Do the Yankees miss Johnny Damon? Absolutely, they do.
Last season, he batted second for the World Series champions. This year's No. 2 hitter, Nick Johnson, is currently on the disabled list. So is Curtis Granderson, who effectively replaced Damon in the Yankees' outfield.
But the defending champs aren't at a crisis point. This is New York. Stars come. Stars go. The show continues. And while it's true that a select few luminaries stay, Damon was never a Yankee lifer in the way that Jeter, Rivera and Posada are.
Sure, the Yankees would have a better lineup right now if Damon were in it. But let's not get carried away. When play began Monday, no team in the American League had scored more runs than the New York Yankees.
They are going to be just fine without Johnny Damon.
I'm not sure the same would be true of the Tigers.
Of the two teams at Comerica Park on Monday, Damon was playing for the one that needed him most. And that's not just because his fifth-inning solo home run helped Detroit win a 5-4 cliffhanger on Ernie Harwell Night.
Damon has been as advertised, since his tardy-yet-charmed spring arrival in Lakeland, Fla. Good on the field. Good in the clubhouse. (And that was the description of his former manager, Joe Girardi, on Monday afternoon.)
Critics pointed out that Damon's power numbers were destined to drop once he took up residence somewhere other than Yankee Stadium. They were right. But doesn't it count for something that both his home runs this season have had memorable contributions to Detroit wins?
The first was a walk-off shot to vanquish the Angels on May 1.
The second helped his new team beat his old team.
"Feels good," the hero said, "especially when the run can help you win a game."
Damon's home run, off Sergio Mitre, traveled 382 feet. It goes without saying that it also would have cleared the fence at his last home ballpark. On the Yankees radio broadcast, John Sterling called it a "Johnny Rocket." Old habits die hard.
Damon downplayed the significance of Monday's game, saying he wasn't interested in proving that his former employer erred by letting him sign elsewhere. ("I never look at it that way," he said.) But he surely understood that a certain amount of hype was inevitable. And he delivered.

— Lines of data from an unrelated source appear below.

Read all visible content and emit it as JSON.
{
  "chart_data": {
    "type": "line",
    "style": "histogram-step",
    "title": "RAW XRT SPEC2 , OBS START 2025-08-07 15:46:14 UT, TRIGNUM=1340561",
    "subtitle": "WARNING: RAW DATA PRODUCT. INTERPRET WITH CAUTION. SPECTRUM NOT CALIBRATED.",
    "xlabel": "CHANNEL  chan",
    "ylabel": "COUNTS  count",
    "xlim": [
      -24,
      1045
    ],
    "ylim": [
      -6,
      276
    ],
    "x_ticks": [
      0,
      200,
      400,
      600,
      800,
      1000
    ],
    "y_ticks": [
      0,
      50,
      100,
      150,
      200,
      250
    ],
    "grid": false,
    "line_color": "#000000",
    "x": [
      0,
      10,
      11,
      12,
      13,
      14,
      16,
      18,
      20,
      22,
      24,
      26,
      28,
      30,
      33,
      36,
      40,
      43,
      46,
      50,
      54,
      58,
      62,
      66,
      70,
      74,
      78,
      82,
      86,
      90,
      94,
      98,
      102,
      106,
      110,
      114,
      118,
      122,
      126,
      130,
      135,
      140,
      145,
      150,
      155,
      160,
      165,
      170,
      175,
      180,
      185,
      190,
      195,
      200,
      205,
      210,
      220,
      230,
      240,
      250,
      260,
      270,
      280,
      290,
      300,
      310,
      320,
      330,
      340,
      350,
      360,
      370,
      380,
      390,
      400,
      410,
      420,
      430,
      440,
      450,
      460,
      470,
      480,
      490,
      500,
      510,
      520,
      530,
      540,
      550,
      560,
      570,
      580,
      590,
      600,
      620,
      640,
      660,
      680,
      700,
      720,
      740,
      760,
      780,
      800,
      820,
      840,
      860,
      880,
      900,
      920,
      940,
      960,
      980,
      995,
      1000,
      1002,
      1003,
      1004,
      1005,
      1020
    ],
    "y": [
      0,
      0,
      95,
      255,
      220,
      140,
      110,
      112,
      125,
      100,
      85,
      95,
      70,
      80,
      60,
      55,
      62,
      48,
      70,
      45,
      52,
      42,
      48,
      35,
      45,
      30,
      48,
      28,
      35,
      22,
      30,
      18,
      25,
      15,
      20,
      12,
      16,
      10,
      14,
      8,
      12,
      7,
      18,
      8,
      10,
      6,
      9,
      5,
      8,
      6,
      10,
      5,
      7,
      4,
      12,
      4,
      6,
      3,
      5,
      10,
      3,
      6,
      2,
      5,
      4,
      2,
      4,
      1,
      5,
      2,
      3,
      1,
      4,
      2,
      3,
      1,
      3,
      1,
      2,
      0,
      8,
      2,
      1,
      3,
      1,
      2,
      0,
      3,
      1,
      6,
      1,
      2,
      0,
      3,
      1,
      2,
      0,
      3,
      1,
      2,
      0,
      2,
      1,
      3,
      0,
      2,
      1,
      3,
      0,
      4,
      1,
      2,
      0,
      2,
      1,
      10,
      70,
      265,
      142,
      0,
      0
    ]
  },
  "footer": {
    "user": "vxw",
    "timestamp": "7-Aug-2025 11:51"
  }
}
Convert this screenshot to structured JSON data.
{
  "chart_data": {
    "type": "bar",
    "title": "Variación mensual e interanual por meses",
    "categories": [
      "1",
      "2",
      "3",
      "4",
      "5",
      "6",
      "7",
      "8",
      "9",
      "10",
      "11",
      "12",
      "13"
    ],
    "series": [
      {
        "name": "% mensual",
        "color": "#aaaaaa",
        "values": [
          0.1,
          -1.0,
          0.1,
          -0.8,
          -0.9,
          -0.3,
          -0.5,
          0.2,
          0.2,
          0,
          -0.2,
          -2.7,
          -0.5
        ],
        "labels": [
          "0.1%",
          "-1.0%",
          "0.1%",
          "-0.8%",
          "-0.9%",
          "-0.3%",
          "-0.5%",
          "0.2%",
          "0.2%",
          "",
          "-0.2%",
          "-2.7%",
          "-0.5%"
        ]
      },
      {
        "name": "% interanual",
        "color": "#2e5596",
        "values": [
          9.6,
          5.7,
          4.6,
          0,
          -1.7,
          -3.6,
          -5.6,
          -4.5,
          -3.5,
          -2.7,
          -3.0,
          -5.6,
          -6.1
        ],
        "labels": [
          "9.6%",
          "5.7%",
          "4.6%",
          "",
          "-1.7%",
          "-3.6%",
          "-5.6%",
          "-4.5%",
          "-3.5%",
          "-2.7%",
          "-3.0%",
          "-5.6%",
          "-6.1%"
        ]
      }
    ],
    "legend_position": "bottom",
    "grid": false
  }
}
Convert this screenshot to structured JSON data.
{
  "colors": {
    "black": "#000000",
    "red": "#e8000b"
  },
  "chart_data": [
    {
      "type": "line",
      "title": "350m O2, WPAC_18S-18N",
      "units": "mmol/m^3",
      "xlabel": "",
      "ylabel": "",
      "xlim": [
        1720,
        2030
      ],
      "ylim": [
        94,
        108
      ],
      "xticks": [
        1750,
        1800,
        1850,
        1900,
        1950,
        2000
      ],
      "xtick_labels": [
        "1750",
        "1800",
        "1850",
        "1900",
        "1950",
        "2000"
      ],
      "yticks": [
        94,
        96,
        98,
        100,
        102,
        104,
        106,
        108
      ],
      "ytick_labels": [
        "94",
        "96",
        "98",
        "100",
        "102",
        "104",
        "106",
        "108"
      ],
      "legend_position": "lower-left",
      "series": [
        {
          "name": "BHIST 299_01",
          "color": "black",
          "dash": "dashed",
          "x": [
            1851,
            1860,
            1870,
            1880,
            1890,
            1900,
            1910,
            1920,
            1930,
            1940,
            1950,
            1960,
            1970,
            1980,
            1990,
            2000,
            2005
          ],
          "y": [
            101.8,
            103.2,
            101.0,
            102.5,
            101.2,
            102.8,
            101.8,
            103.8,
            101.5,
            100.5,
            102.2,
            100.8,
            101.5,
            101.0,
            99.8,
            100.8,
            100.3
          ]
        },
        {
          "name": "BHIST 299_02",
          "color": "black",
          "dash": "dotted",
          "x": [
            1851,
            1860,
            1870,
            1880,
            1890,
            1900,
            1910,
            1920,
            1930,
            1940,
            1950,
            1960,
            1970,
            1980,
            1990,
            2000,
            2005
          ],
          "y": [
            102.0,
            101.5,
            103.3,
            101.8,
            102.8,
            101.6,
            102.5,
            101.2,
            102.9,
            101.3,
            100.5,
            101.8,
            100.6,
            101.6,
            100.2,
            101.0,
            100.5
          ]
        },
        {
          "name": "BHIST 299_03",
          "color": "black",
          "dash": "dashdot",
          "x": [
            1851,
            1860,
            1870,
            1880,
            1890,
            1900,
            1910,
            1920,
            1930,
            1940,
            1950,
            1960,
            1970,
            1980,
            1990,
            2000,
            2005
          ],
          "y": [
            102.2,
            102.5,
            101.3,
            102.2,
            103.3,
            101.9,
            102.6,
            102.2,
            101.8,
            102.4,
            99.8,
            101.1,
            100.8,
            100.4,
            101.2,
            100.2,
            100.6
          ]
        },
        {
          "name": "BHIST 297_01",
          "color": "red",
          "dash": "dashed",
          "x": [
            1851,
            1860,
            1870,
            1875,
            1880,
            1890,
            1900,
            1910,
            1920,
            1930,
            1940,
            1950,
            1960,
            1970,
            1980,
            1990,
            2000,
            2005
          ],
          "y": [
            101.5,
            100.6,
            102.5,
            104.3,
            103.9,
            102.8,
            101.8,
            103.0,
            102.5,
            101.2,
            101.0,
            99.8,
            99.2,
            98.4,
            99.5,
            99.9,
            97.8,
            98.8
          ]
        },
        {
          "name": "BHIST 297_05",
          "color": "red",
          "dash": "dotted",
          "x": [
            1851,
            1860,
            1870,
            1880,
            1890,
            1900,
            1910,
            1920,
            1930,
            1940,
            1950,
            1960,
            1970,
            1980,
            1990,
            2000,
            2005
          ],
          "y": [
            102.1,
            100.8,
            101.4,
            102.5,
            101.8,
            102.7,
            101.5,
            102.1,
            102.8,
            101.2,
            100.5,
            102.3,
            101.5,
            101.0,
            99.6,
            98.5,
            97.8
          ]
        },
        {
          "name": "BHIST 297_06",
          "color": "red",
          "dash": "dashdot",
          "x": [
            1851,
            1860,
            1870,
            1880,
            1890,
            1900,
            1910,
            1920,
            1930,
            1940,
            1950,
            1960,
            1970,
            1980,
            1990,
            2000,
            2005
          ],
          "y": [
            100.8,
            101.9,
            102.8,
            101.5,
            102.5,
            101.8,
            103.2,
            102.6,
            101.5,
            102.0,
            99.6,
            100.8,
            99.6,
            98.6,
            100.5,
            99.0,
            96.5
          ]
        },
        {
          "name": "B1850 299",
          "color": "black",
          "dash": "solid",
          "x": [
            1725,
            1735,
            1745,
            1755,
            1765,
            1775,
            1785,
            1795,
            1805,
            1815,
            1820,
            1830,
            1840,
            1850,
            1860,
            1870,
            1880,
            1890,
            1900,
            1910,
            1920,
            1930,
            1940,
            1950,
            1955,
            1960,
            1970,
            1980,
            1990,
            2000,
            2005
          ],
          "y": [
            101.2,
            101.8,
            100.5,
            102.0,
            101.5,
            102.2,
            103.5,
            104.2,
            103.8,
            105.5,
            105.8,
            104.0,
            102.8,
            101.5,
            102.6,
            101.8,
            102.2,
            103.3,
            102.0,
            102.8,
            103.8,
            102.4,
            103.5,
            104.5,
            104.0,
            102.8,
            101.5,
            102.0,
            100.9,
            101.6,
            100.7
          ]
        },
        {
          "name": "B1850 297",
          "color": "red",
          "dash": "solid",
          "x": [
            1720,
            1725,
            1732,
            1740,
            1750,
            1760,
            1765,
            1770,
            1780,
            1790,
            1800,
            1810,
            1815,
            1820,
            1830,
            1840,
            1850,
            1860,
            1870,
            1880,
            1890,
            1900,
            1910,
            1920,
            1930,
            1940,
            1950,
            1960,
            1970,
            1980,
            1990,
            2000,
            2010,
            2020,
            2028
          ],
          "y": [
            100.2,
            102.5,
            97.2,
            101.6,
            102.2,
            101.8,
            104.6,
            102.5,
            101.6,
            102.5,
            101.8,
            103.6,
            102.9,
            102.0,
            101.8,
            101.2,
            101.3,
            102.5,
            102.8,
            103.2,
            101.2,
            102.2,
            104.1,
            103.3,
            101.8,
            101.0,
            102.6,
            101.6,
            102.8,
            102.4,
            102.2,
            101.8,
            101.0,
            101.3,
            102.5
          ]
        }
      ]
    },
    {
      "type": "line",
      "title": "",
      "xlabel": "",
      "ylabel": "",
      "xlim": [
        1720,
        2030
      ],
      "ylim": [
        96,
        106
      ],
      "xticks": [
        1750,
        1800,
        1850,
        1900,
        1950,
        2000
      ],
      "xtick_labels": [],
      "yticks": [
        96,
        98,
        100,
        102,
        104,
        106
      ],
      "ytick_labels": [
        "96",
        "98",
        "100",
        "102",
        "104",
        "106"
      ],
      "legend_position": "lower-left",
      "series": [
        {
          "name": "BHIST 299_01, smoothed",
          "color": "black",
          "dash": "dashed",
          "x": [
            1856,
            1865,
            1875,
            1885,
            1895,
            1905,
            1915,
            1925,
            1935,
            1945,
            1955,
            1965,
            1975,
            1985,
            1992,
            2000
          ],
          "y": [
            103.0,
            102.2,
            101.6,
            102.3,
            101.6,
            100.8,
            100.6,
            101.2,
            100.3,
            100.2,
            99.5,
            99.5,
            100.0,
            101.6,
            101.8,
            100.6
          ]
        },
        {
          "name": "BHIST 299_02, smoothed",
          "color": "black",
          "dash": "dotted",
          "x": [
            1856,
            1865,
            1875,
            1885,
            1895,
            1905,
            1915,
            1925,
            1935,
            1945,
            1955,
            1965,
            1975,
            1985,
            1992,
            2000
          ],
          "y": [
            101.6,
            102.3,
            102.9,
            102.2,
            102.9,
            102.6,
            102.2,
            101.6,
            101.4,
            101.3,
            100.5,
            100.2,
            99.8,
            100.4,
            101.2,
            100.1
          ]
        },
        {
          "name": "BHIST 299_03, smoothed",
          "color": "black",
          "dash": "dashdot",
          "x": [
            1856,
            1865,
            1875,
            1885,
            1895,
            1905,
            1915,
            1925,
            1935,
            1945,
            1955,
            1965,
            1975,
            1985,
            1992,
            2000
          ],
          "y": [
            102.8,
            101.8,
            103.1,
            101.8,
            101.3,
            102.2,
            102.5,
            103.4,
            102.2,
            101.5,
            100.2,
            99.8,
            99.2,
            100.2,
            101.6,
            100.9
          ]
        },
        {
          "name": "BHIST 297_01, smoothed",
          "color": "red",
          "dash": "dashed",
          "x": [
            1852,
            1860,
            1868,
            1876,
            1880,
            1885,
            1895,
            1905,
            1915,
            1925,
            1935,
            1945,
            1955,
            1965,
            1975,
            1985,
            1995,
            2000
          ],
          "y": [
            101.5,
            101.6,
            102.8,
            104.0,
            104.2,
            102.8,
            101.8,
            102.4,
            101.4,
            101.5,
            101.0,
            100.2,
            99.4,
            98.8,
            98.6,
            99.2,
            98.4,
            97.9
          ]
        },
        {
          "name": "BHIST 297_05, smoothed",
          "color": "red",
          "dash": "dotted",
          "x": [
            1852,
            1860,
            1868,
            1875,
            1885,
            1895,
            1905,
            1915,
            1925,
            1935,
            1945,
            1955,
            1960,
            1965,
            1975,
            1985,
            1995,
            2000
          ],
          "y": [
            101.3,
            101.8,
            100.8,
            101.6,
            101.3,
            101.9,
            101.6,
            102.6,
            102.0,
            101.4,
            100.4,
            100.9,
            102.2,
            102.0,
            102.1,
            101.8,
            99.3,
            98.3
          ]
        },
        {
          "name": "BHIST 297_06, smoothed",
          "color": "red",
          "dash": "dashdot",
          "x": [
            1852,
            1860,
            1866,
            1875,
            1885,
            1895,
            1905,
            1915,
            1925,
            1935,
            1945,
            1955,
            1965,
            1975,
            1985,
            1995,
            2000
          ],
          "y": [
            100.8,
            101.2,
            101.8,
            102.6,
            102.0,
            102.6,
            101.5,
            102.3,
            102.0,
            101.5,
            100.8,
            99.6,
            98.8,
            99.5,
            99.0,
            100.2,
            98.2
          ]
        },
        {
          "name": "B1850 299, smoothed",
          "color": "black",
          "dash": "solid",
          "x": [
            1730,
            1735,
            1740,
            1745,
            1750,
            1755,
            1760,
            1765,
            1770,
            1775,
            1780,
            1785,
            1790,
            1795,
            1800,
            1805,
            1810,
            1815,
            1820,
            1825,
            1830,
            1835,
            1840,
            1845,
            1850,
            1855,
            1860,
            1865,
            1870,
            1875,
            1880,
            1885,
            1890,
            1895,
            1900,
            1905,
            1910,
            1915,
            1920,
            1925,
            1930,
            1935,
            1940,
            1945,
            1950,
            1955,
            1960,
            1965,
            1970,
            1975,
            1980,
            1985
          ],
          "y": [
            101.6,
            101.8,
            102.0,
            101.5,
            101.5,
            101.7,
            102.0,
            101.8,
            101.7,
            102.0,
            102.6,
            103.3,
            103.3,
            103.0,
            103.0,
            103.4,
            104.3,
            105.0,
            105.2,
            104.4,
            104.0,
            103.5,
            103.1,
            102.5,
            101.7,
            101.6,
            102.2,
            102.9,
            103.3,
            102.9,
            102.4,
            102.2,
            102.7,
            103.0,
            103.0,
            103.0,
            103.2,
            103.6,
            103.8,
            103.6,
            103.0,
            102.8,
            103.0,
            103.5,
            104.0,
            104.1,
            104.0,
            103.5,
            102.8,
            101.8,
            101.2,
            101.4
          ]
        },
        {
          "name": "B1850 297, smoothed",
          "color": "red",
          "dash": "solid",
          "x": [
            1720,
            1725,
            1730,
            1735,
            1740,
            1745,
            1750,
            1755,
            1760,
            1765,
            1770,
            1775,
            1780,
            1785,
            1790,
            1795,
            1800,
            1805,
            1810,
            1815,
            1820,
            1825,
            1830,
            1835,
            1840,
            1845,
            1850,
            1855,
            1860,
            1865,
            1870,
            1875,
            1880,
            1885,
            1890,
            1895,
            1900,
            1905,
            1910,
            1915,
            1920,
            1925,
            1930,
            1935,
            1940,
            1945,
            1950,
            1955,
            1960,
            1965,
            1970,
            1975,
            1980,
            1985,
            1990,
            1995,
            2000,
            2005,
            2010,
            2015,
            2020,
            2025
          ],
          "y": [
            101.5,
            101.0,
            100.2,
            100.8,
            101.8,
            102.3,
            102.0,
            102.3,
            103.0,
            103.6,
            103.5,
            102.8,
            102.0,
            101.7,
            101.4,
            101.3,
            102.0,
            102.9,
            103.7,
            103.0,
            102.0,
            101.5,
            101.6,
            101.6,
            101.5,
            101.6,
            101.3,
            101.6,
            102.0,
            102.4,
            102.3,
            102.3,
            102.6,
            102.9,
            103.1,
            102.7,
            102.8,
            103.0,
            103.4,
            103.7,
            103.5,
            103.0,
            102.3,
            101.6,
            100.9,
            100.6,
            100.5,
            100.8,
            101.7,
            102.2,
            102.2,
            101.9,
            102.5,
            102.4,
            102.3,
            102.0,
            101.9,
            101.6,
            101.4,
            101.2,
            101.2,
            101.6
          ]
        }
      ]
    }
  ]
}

It's the sort of thing that plays well in a clubhouse that fumbled a three-game lead with four games to play last October.
Damon specializes in suave, worry-free production. After last year's collapse, the Tigers needed to see that such a thing was possible.
"A clutch player," Tigers veteran Brandon Inge said. "When it's on the line, he's going to be there. That's for sure. There's not a lot of guys you can say that about.
"A lot of guys crumple under pressure. He actually thrives on it. That's big."
Especially big, when considering how many impressionable youths are hanging around the Detroit clubhouse. On Sunday, for example, Jim Leyland's lineup included four rookies: catcher Alex Avila, second baseman Scott Sizemore, center fielder Austin Jackson and designated hitter Brennan Boesch.
Kids are kids, which would explain why the Tigers have committed the most errors in the AL. But Damon has helped them adjust. Hence the relative lack of anxiety and an 18-14 record, three games back of the AL Central lead.
Earlier this season, Damon ordered customized bathrobes for every player on the team: Olde English D on the front, name and number on the back. High-end stuff. But Boesch was still in the minors at the time.
"I showed up, and everyone had robes," Boesch recalled. "He said, 'I'm going to get you one.' I said, 'Sure, sure.'"
On Monday, one was waiting for him.
"Sure enough," Boesch said. "Shows you what kind of guy he is. He's helped us rookies a lot. He doesn't have to do that. He goes out of his way."
The Yankees miss Damon's bat more than his largesse. But they still look like a playoff team.
Girardi has used Nick Swisher as his No. 2 hitter in each of the last two games. Good move. He's 3-for-7 with a home run since taking on the new assignment.
While Swisher strikes out more than the ideal second-place hitter, he gets on base a lot. And it helps that he's off to a terrific start, with a .306 batting average.
Even if Johnson's wrist injury keeps him out for an extended period, the Yankees will be OK. They have the money to upgrade via trade in June or July, and left-handed hitters (like Johnson) are always available on the midsummer market.
Could Damon himself be that left-handed hitter? If the Tigers plummet in the standings, it's certainly possible. When asked if he has considered that possibility, Damon said, "Not yet. Right now, we are in the thick of things. ... We haven't played that great, and we're still looking pretty good - better than most teams out there."
With Granderson on the DL and Jackson hitting .360, it's fashionable to say that the Tigers got the better of the December blockbuster. That doesn't change the fact that the Yankees, right now, are the better team.
In fact, the Yankees' 21-9 record entering Monday was their best 30-game mark since 2003. And that's without Mark Teixeira or Alex Rodriguez enjoying a sustained hot stretch - although Teixeira seems to be starting his now.
Sure, the Yankees need Damon. But the Tigers need him more.